By Mike Stuto’s estimation, the practice emerged in New York in the early ’90s in smaller rock clubs, and eventually spaces that booked small and medium-sized national acts, like the Mercury Lounge, followed suit. His East Village club, Brownies, which he converted into a bar in 2002, sometimes used door polling, usually for bills of bands whose members didn’t know one another. “We started doing it because bands were demanding it,” he says. By basing the system on empirical data, he says, he avoided disputes over who deserved the most money. He says the polls generally struck him as fair; when bands took issue with their accuracy, they were usually “grasping at straws.”
Jaxx Nightclub in Springfield, Va., doesn’t door-poll, but it does ask the area bands that play its Localpalooza showcases about six times a year—mostly metal bands whose members are between about 16 and 20 years old—to sell their own tickets. Owner Jay Nedry then pays bands based on how many tickets they’ve sold. He says it’s instructive to them, even if it can be demoralizing. “It’s a good kick in the ass,” he says. “It makes people understand it isn’t free.”
While Lambert says “no one has ever bitched about it from a band,” some local groups say they’re uncomfortable with polling. “For a band starting out, it can kind of suck,” says
Dan Scheuerman of Deleted Scenes, “It’s kind of degrading, I guess.” Because “it’s already so hard to make a dime as a musician,” says Rob Pierangeli of Casper Bangs, “maybe you shouldn’t scrutinize over who gets paid how much.”
J. Sequential of Screen Vinyl Image says bands that dislike polling should simply avoid venues that do it; his band usually contacts groups with which it’s playing beforehand and agrees to split the pot. Because three D.C. venues poll, “I think what happens is a natural divide is created in the city,” he writes in an e-mail. “There are bands who are looking to get the bigger shows and get paid more and get more exposure, and I believe they will run with the other bands who are after the same thing. But there are bands who just don’t want to deal with that type of noise and just want to play shows and hook their friends up who are on tour and at least get them some gas money without having to clear $250 at the door.”

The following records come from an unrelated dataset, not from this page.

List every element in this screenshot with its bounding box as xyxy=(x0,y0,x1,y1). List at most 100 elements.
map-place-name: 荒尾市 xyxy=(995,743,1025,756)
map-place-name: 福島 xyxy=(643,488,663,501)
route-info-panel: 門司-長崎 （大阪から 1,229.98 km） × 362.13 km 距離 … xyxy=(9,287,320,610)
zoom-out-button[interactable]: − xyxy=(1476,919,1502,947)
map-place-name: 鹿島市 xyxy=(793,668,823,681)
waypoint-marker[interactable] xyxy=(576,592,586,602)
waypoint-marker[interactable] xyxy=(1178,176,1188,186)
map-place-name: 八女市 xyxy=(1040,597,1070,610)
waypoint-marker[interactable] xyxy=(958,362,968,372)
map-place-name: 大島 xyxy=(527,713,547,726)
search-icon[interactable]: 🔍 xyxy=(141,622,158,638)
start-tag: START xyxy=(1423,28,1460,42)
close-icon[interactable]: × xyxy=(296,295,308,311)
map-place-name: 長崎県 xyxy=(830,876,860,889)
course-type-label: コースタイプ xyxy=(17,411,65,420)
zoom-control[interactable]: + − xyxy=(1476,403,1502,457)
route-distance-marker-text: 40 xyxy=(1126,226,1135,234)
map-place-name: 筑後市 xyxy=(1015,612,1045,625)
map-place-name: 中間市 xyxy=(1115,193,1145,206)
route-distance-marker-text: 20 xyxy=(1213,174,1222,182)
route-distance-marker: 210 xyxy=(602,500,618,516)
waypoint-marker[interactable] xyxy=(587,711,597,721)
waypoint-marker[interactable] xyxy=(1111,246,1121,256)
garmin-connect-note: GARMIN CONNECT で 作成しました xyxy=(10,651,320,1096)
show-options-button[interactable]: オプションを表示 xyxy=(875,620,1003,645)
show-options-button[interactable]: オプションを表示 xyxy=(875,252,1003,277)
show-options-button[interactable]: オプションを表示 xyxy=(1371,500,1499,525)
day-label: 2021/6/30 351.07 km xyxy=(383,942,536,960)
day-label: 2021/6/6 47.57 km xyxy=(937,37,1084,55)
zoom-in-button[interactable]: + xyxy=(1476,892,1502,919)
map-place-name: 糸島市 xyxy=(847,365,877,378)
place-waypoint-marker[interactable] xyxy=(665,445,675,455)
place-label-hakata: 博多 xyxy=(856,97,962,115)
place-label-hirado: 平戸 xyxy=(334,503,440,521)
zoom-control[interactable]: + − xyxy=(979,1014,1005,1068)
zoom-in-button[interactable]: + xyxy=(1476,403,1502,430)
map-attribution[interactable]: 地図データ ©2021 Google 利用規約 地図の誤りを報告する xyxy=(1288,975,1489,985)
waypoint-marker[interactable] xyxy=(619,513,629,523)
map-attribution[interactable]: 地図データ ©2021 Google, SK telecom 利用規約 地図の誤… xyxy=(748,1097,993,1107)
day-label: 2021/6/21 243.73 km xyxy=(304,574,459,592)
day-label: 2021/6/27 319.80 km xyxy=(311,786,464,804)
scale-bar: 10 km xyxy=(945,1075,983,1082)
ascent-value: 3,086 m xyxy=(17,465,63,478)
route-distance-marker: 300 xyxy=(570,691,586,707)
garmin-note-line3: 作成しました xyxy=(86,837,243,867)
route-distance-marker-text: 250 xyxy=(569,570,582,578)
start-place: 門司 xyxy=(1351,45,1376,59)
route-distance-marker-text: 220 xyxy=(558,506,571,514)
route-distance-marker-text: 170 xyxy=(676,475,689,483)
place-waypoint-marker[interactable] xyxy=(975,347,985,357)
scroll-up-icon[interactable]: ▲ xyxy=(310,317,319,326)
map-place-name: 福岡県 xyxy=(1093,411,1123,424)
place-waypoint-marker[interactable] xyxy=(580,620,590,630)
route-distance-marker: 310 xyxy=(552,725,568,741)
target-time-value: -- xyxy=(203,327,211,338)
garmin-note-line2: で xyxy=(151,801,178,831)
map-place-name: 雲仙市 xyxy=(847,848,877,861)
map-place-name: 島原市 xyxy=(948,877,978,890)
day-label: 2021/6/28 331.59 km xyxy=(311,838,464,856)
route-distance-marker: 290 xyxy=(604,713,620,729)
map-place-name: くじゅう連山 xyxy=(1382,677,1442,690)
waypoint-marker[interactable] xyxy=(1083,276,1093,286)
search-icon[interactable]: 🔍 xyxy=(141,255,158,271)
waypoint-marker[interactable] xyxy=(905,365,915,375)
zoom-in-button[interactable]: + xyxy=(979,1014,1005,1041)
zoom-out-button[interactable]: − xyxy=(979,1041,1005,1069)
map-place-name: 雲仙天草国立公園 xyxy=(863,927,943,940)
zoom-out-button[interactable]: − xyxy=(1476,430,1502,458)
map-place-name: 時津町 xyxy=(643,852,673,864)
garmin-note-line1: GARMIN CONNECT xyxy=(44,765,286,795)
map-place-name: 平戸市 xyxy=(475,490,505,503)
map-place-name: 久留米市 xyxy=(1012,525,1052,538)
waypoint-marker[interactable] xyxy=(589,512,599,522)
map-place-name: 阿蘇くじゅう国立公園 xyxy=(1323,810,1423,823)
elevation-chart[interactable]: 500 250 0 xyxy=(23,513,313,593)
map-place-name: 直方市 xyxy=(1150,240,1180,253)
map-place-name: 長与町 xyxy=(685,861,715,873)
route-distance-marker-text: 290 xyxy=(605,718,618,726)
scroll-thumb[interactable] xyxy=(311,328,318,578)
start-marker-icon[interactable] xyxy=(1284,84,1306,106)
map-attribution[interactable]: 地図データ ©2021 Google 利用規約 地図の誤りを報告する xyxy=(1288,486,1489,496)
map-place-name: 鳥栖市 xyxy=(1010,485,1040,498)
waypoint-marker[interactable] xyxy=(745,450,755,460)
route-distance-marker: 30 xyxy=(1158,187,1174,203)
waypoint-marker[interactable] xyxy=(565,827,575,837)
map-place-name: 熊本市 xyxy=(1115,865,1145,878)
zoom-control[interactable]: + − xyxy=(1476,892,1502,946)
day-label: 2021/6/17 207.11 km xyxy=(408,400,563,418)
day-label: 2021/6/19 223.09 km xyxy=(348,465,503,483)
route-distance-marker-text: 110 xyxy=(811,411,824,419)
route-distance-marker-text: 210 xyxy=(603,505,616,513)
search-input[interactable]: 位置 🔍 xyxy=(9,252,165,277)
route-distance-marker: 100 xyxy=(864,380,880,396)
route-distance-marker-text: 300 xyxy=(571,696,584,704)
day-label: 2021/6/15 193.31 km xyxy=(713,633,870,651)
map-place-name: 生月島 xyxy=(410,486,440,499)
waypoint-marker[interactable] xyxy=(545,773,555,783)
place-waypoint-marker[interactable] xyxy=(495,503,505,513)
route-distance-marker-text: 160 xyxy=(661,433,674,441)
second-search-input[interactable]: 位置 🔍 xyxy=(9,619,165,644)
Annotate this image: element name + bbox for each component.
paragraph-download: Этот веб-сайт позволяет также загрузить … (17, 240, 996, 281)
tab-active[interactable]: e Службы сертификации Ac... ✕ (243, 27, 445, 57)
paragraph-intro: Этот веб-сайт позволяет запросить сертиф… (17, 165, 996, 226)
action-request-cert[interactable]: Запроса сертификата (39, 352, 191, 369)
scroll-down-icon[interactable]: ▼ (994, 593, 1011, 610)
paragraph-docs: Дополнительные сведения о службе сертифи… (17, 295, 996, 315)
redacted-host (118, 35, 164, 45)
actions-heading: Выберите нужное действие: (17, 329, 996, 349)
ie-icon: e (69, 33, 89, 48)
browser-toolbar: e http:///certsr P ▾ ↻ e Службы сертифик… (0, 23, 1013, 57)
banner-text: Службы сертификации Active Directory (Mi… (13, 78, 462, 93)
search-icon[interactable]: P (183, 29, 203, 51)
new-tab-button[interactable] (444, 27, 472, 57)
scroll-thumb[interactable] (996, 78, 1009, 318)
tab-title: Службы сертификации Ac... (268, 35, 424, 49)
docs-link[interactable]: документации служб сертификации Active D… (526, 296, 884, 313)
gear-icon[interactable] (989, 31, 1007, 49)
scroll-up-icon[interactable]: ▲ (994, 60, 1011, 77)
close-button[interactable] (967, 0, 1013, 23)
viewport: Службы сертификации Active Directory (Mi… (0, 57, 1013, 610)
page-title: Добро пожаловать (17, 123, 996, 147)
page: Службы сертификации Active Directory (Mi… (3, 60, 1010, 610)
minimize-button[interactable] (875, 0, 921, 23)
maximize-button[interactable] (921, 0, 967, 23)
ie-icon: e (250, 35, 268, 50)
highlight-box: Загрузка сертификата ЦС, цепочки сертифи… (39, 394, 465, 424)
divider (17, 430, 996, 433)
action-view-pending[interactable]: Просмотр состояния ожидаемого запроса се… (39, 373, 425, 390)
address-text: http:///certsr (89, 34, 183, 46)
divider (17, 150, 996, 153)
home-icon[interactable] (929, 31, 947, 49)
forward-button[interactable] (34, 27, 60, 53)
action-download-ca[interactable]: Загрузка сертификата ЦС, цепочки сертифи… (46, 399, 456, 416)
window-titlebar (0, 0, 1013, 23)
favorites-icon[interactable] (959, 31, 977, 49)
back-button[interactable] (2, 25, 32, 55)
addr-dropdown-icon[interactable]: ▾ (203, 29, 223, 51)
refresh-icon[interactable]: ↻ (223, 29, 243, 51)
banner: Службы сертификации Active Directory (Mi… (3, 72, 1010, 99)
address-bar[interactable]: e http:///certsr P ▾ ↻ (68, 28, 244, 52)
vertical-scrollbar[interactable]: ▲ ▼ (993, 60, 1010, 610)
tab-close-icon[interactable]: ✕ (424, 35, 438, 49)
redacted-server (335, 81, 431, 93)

Aaron Estes, who sings and plays guitar in Bellman Barker, takes the opposite view. “Most bands at the polling level (including mine) aren’t really making any money anyway, so I don’t really care,” he writes in an e-mail. “The money from a show might help pay some tolls or cover gas, but it’s never going to cover the expense of missing work until you’re playing bigger venues to a bigger fan base, and at that point, no one is going to be polling the door.”
Correction | Feb. 17, 2010: Due to an editing error by Managing Editor Andrew Beaujon, the article incorrectly stated that the Black Cat books many more touring acts than local ones. According to the club’s booker, Vicki Savoula, between 50 and 60 percent of bands that play the Black Cat are local.